JAKARTA - Jumlah korban meninggal akibat ambruknya bangunan mushala di Pondok Pesantren Al Khozini, Sidoarjo, Jawa Timur bertambah menjadi 14 orang, Sabtu (4/10), saat tim penyelamat mulai mengerahkan alat berat untuk mengevakuasi puluhan korban lainnya yang diyakini masih terkubur di bawah reruntuhan.

Bagian dari bangunan bertingkat di ponpes itu tiba-tiba runtuh pada hari Senin (29/9) saat para santri akan melaksanakan shalat Ashar.

Ket. Foto: Tim penyelamat membersihkan puing-puing mencari korban setelah bangunan runtuh di Ponpes Al Khoziny, Sidoarjo, Jawa Timur, Indonesia, Sabtu, 4 Oktober 2025. — Sumber: AP

Kepala Badan Nasional Penanggulangan Bencana (BNPB) Suharyanto mengatakan kepada wartawan, tim penyelamat menemukan sembilan jenazah pada hari Jumat (3/10), sehingga jumlah korban jiwa menjadi 14 orang.

"Sampai hari ini, kami masih mencari 49 orang yang masih hilang," kata Suharyanto, Sabtu (4/1) dilansir dari Kompas TV.
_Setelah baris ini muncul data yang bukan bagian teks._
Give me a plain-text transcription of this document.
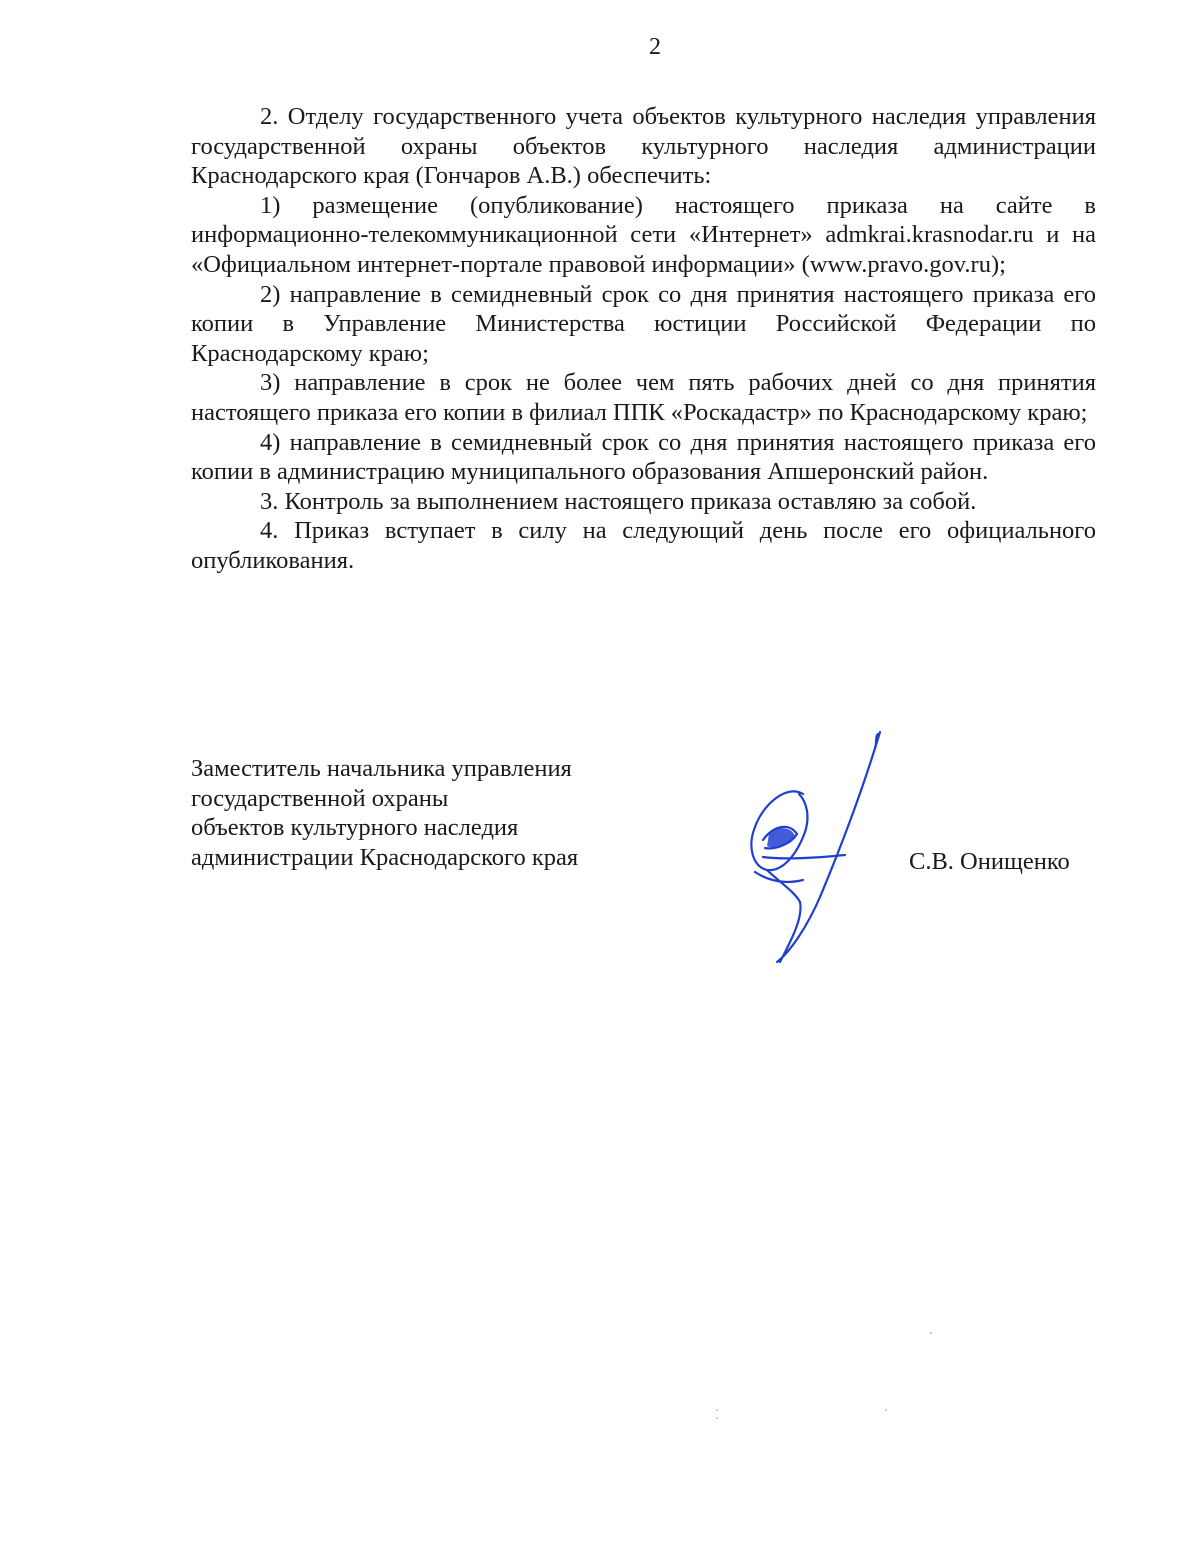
2

2. Отделу государственного учета объектов культурного наследия управления государственной охраны объектов культурного наследия администрации Краснодарского края (Гончаров А.В.) обеспечить:

1) размещение (опубликование) настоящего приказа на сайте в информационно-телекоммуникационной сети «Интернет» admkrai.krasnodar.ru и на «Официальном интернет-портале правовой информации» (www.pravo.gov.ru);

2) направление в семидневный срок со дня принятия настоящего приказа его копии в Управление Министерства юстиции Российской Федерации по Краснодарскому краю;

3) направление в срок не более чем пять рабочих дней со дня принятия настоящего приказа его копии в филиал ППК «Роскадастр» по Краснодарскому краю;

4) направление в семидневный срок со дня принятия настоящего приказа его копии в администрацию муниципального образования Апшеронский район.

3. Контроль за выполнением настоящего приказа оставляю за собой.

4. Приказ вступает в силу на следующий день после его официального опубликования.

Заместитель начальника управления
государственной охраны
объектов культурного наследия
администрации Краснодарского края	С.В. Онищенко
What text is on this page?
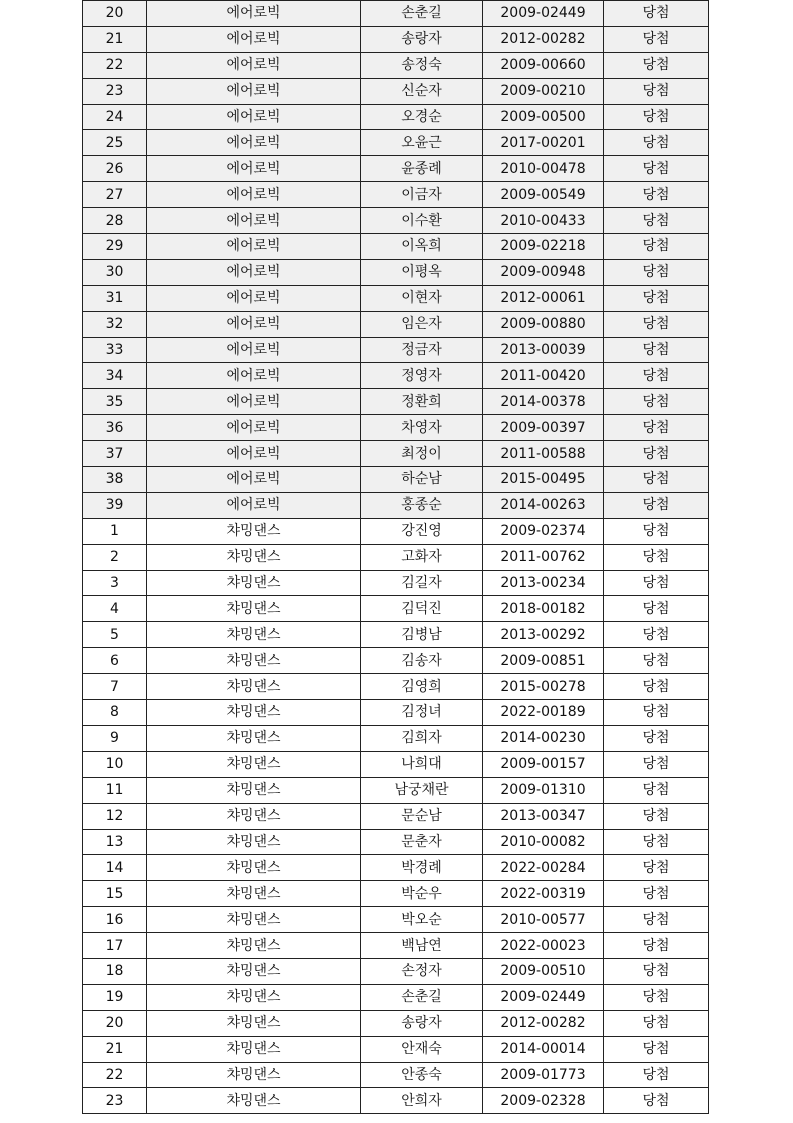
20	에어로빅	손춘길	2009-02449	당첨
21	에어로빅	송랑자	2012-00282	당첨
22	에어로빅	송정숙	2009-00660	당첨
23	에어로빅	신순자	2009-00210	당첨
24	에어로빅	오경순	2009-00500	당첨
25	에어로빅	오윤근	2017-00201	당첨
26	에어로빅	윤종례	2010-00478	당첨
27	에어로빅	이금자	2009-00549	당첨
28	에어로빅	이수환	2010-00433	당첨
29	에어로빅	이옥희	2009-02218	당첨
30	에어로빅	이평옥	2009-00948	당첨
31	에어로빅	이현자	2012-00061	당첨
32	에어로빅	임은자	2009-00880	당첨
33	에어로빅	정금자	2013-00039	당첨
34	에어로빅	정영자	2011-00420	당첨
35	에어로빅	정환희	2014-00378	당첨
36	에어로빅	차영자	2009-00397	당첨
37	에어로빅	최정이	2011-00588	당첨
38	에어로빅	하순남	2015-00495	당첨
39	에어로빅	홍종순	2014-00263	당첨
1	챠밍댄스	강진영	2009-02374	당첨
2	챠밍댄스	고화자	2011-00762	당첨
3	챠밍댄스	김길자	2013-00234	당첨
4	챠밍댄스	김덕진	2018-00182	당첨
5	챠밍댄스	김병남	2013-00292	당첨
6	챠밍댄스	김송자	2009-00851	당첨
7	챠밍댄스	김영희	2015-00278	당첨
8	챠밍댄스	김정녀	2022-00189	당첨
9	챠밍댄스	김희자	2014-00230	당첨
10	챠밍댄스	나희대	2009-00157	당첨
11	챠밍댄스	남궁채란	2009-01310	당첨
12	챠밍댄스	문순남	2013-00347	당첨
13	챠밍댄스	문춘자	2010-00082	당첨
14	챠밍댄스	박경례	2022-00284	당첨
15	챠밍댄스	박순우	2022-00319	당첨
16	챠밍댄스	박오순	2010-00577	당첨
17	챠밍댄스	백남연	2022-00023	당첨
18	챠밍댄스	손정자	2009-00510	당첨
19	챠밍댄스	손춘길	2009-02449	당첨
20	챠밍댄스	송랑자	2012-00282	당첨
21	챠밍댄스	안재숙	2014-00014	당첨
22	챠밍댄스	안종숙	2009-01773	당첨
23	챠밍댄스	안희자	2009-02328	당첨
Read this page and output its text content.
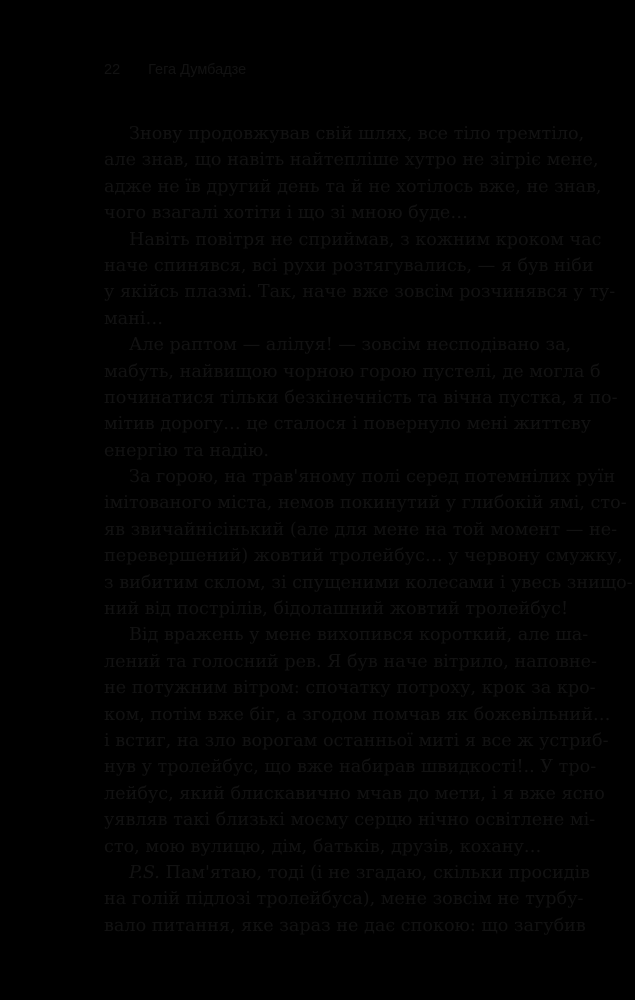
22 Гега Думбадзе
Знову продовжував свій шлях, все тіло тремтіло,
але знав, що навіть найтепліше хутро не зігріє мене,
адже не їв другий день та й не хотілось вже, не знав,
чого взагалі хотіти і що зі мною буде…
Навіть повітря не сприймав, з кожним кроком час
наче спинявся, всі рухи розтягувались, — я був ніби
у якійсь плазмі. Так, наче вже зовсім розчинявся у ту-
мані…
Але раптом — алілуя! — зовсім несподівано за,
мабуть, найвищою чорною горою пустелі, де могла б
починатися тільки безкінечність та вічна пустка, я по-
мітив дорогу… це сталося і повернуло мені життєву
енергію та надію.
За горою, на трав'яному полі серед потемнілих руїн
імітованого міста, немов покинутий у глибокій ямі, сто-
яв звичайнісінький (але для мене на той момент — не-
перевершений) жовтий тролейбус… у червону смужку,
з вибитим склом, зі спущеними колесами і увесь знищо-
ний від пострілів, бідолашний жовтий тролейбус!
Від вражень у мене вихопився короткий, але ша-
лений та голосний рев. Я був наче вітрило, наповне-
не потужним вітром: спочатку потроху, крок за кро-
ком, потім вже біг, а згодом помчав як божевільний…
і встиг, на зло ворогам останньої миті я все ж устриб-
нув у тролейбус, що вже набирав швидкості!.. У тро-
лейбус, який блискавично мчав до мети, і я вже ясно
уявляв такі близькі моєму серцю нічно освітлене мі-
сто, мою вулицю, дім, батьків, друзів, кохану…
P.S. Пам'ятаю, тоді (і не згадаю, скільки просидів
на голій підлозі тролейбуса), мене зовсім не турбу-
вало питання, яке зараз не дає спокою: що загубив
Suharyanto mengatakan lebih banyak korban lagi dapat ditemukan, kata Suharyanto, saat tim penyelamat bergerak menggunakan alat berat untuk membersihkan lokasi di mana korban lainnya diyakini masih tertimbun di bawah reruntuhan.

"Setelah korban terakhir ditemukan tadi malam, kami fokus pada pembersihan besar-besaran, dengan alat berat memasuki area yang runtuh," ujarnya.

Menurut warga, runtuhnya sekolah itu sangat dahsyat hingga mengakibatkan getaran di seluruh lingkungan sekitar.

Pnyelidik telah menyelidiki penyebab ambruknya bangunan tersebut, namun para ahli mengatakan, tanda-tanda awal menunjukkan adanya konstruksi yang di bawah standar.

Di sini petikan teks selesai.